‘My government stands absolutely ready to look after the people who are due to be sent back to Nauru – we stand ready, willing and able to do that.’
If you knew nothing of Australian politics, but were aware of the asylum seeker crisis on Nauru, you might attribute that bold statement to the exciting new Prime Minister Malcolm Turnbull, a cosmopolitan conservative who insists his government is treating the 267 asylum seekers who may return to detention on Nauru with ‘compassion’. Of course, you would be wrong, as the statement belongs to Queensland premier Annastacia Palaszczuk, one of several state leaders calling on the federal government to ‘Let Them Stay’. Yet Turnbull – elected to the leadership on the hope of a change in style, not substance – is having none of it: granting asylum to the 267 detainees is sending the wrong signal to people smugglers, he claims, as if you could control their actions with incentives and disincentives.

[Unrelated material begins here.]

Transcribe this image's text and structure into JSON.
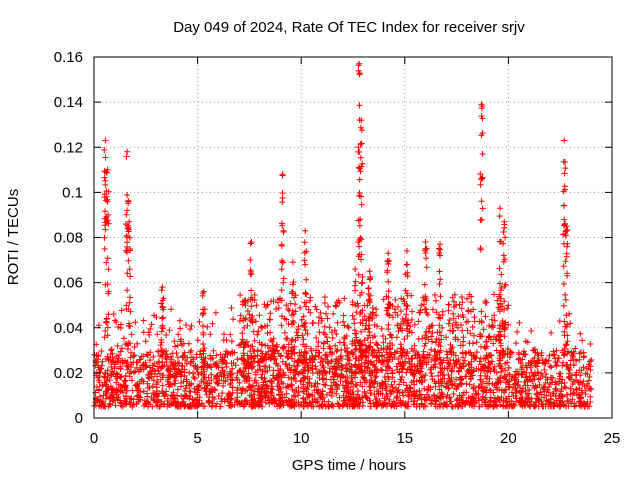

That position is anathema to parts of the public, and even parts of the political class, as doctors refuse to discharge children who may face deportation to Nauru. But, as the public campaign to let them stay intensifies, an international life-line is emerging for both the asylum seekers and Malcolm Turnbull. New Zealand’s conservative Prime Minister John Key is indicating that his country’s offer to accept 150 refugees a year from Australia’s immigration system still stands and could include taking some, or all, of the 267 asylum seekers. The offer reflects the general paradox in New Zealand’s approach to refugees and asylum seekers: in a theoretical sense, it looks and feels comparatively generous, yet in a concrete sense it’s not nearly enough.
The 150 asylum seekers – or 267 if Immigration New Zealand accepts each person’s claim as legitimate – will only form part of New Zealand’s miserly ‘quota’ of 750 refugees per year, not an addition to it. While international observers often applaud the country’s generous approach to refugee and asylum seeker laws, like its wide interpretation of ‘racial persecution’ under the Refugee Convention, of the approximately 350,000 residence visas Immigration New Zealand grants each year only 750 are granted under the refugee and asylum seeker category. Key is under pressure to lift the quota, but refuses to do so, instead favouring one-off exceptions for refugees fleeing the conflict in Syria and one-off offers for detainees returning to Nauru.
A cynic might accuse Key of making an offer that he knew Turnbull would refuse, a diplomatic tactic to take the domestic high ground. But it works both ways: Key is under tremendous pressure from his left to lift New Zealand’s quota for the first time in twenty-nine years, while Turnbull is under pressure from his right to act tough (to keep the border secure). It’s a move right out of Key’s political playbook, one that Turnbull studies closely (in a private chat with President Obama Turnbull identified Key as ‘a real role model’). Whatever happens to the offer, both Key and Turnbull can claim they’re acting. The only question is for whose benefit: the right; the left; or asylum seekers?
The answer for that depends on their domestic political situations. The secret to Key’s success is that he exhausts the social forces to his left, from lifting benefits for families on state support (thus taking the energy out of the anti-poverty campaign) to one-off changes to the refugee quota. To true believers on the right, this looks like treason, but it’s done for their benefit. Governing from the left helps maintain the right’s political hegemony. The change to benefit levels (the first in thirty years) might feel progressive, but it came with strict work obligations (and followed a significant attack on workers’ rights).
Key is doing Turnbull a similar favour, putting trans-Tasman mateship to work and offering him a chance to govern from the left to exhaust the growing ‘Let Them Stay’ movement. Say Turnbull does accept the offer, the Australian movement for refugees and asylum seekers loses the public faces it has tethered itself to, yet even if Turnbull refuses he can still spin the situation to his benefit. ‘I’m making a hard-headed decision,’ he can say, ‘and I’m choosing to keep the border secure.’ For asylum seekers, this decision would be devastating, and surely the preference is for relocation to New Zealand.
As a New Zealander, I think the campaign should support Key’s offer, yet it must be wary of how such a decision could take the energy out of the campaign and help cement the current government’s detention policy. Were relocation to happen, it would look and feel like a win for the campaign, yet the policy problem would remain. And as New Zealanders, we must be equally wary of how Key’s offer does something without dealing with the problem. Under questioning in Parliament Key admitted that detaining children isn’t in and of itself inhumane, and he won’t raise the issue of detention when he meets with Turnbull, perhaps signalling that more than humanitarian sentiment and trans-Tasman mateship is at work here.